Infirmiers : dans les couloirs du désespoir

17 septembre 2016 | Burn Out, Stress Travail et Santé, Suicide Au Travail

Au moins cinq soignants se sont donné la mort cet été. Des drames qui mettent en lumière la souffrance des personnels hospitaliers face à leurs conditions de travail et au manque de réponse de leur hiérarchie. La Coordination nationale des infirmières appelle à la grève mercredi dans toute la France.

Un cortège sombre et silencieux. Ce mercredi matin, devant l’hôtel de ville de Martigues (Bouches-du-Rhône), les blouses blanches vont se rassembler, à l’initiative de la Coordination nationale des infirmières (CNI), qui appelle également à la grève dans toute la France. Les participants «sont invités à porter un brassard noir sur leur tenue professionnelle pour un témoignage de respect à nos collègues décédés cet été».

S’agit-il d’une mise en scène un brin macabre ? Nullement. «C’est l’expression d’une grande inquiétude», note la CNI. Au moins cinq infirmiers se sont en effet suicidés depuis le mois de juin dans des structures médicales. Des drames isolés, d’abord personnels, tous impossibles à expliquer par une seule cause. Il n’empêche, ils se sont répétés. Et ces gestes désespérés semblent faire écho à un climat lourd et pesant que l’on ressent dans le monde des soignants. «C’est au minimum un symptôme, lâche un ancien directeur des hôpitaux. Dans tous les établissements, le manque de personnel et la hausse de l’activité fragilisent les gens. Mais on n’a rien fait, on s’y est habitué. C’est un paradoxe, mais dans le monde hospitalier, il n’y a aucune sensibilité à la souffrance au travail.»

«Restructuration»

C’était le 24 juin au Havre, un vendredi matin. Une infirmière de 44 ans, en poste de nuit au groupe hospitalier, rentre chez elle. Et se pend. Elle a laissé une lettre à son mari, avec des mots sans ambiguïté. «Le centre hospitalier du Havre est en restructuration. On avait prévenu des tensions, nous raconte Agnès Goussin-Mauger, infirmière et secrétaire du syndicat CGT mixte médecin infirmier. En février, on avait eu un comité de restructuration, tous les syndicats s’étaient opposés à la façon de procéder.
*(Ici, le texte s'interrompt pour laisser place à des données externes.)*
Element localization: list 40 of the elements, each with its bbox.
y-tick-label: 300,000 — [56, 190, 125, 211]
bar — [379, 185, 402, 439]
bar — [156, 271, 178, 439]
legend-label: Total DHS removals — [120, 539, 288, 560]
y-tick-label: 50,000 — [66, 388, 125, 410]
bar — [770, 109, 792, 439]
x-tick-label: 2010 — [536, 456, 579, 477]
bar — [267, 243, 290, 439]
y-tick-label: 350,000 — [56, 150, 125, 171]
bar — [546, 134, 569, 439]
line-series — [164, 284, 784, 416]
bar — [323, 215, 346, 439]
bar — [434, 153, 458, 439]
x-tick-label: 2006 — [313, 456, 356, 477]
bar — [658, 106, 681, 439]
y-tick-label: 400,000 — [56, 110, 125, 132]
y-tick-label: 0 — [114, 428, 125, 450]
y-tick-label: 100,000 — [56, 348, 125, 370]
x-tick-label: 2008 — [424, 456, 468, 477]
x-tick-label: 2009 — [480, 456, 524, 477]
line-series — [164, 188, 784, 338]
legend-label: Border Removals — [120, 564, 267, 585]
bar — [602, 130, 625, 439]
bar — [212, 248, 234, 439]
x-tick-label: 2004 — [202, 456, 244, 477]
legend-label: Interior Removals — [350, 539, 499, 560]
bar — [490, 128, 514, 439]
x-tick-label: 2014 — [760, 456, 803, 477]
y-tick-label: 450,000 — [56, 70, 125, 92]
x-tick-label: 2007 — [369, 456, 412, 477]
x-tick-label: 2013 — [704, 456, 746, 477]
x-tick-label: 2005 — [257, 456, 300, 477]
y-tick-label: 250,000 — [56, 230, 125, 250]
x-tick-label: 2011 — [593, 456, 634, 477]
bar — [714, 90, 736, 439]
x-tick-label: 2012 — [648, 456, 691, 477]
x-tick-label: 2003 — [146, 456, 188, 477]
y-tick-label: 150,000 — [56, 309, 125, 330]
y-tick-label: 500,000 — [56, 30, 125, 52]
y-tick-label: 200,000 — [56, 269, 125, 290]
Les agents avaient évoqué leur stress et leur angoisse. La direction est passée outre.»

Tout s’est joué à la maternité de l’hôpital du Havre. La direction avait demandé au personnel soignant d’être «polyvalent», maître mot pour accompagner le changement. Depuis des années, cette infirmière était en pédiatrie. Mère de deux enfants, elle travaillait de nuit à mi-temps. Avec la polyvalence, on lui avait indiqué qu’elle pourrait se retrouver en réanimation néonatale. Elle ne le voulait pas ; elle l’avait dit et répété. A plusieurs reprises, les syndicats sont montés au créneau, insistant sur le fait que «la polyvalence demandée aux agents en pédiatrie était dangereuse, surtout en réanimation pédiatrique où le niveau de stress est maximum». Rien n’y a fait. Elle n’a pas supporté, elle a laissé une lettre ; elle se serait alarmée du cas d’un enfant qu’elle avait pris en charge, dix jours plus tôt, en réanimation et aurait mis en doute sa capacité à occuper ce poste.

A l’hôpital, cela a été évidemment la stupeur. La direction s’est dite effondrée. Dans un communiqué, elle a salué ses «qualités professionnelles». «Quand on a fait une demande d’accident de service, ajoute la syndicaliste, la direction n’a pas daigné répondre.» «J’en veux à cette pression qu’on colle aux infirmières, ces petites mains totalement indispensables au fonctionnement de l’hôpital», a déclaré le mari de l’infirmière. Dans le groupe hospitalier du Havre où travaillent plus de 4 500 personnes, il y a un seul médecin du travail. Et un poste et demi de psychologue.

«Harcèlement»

A Saint-Calais, près du Mans, c’est un cadre de santé d’une maison de retraite dépendant de l’hôpital qui s’est suicidé le 30 juin. L’histoire est bien sûr différente, «avec un contexte local particulier», insiste Philippe Keravec, responsable CGT du Mans. Il n’empêche, là comme au Havre, difficile de croire que l’hôpital et l’Agence régionale de santé n’étaient pas au courant de la tension.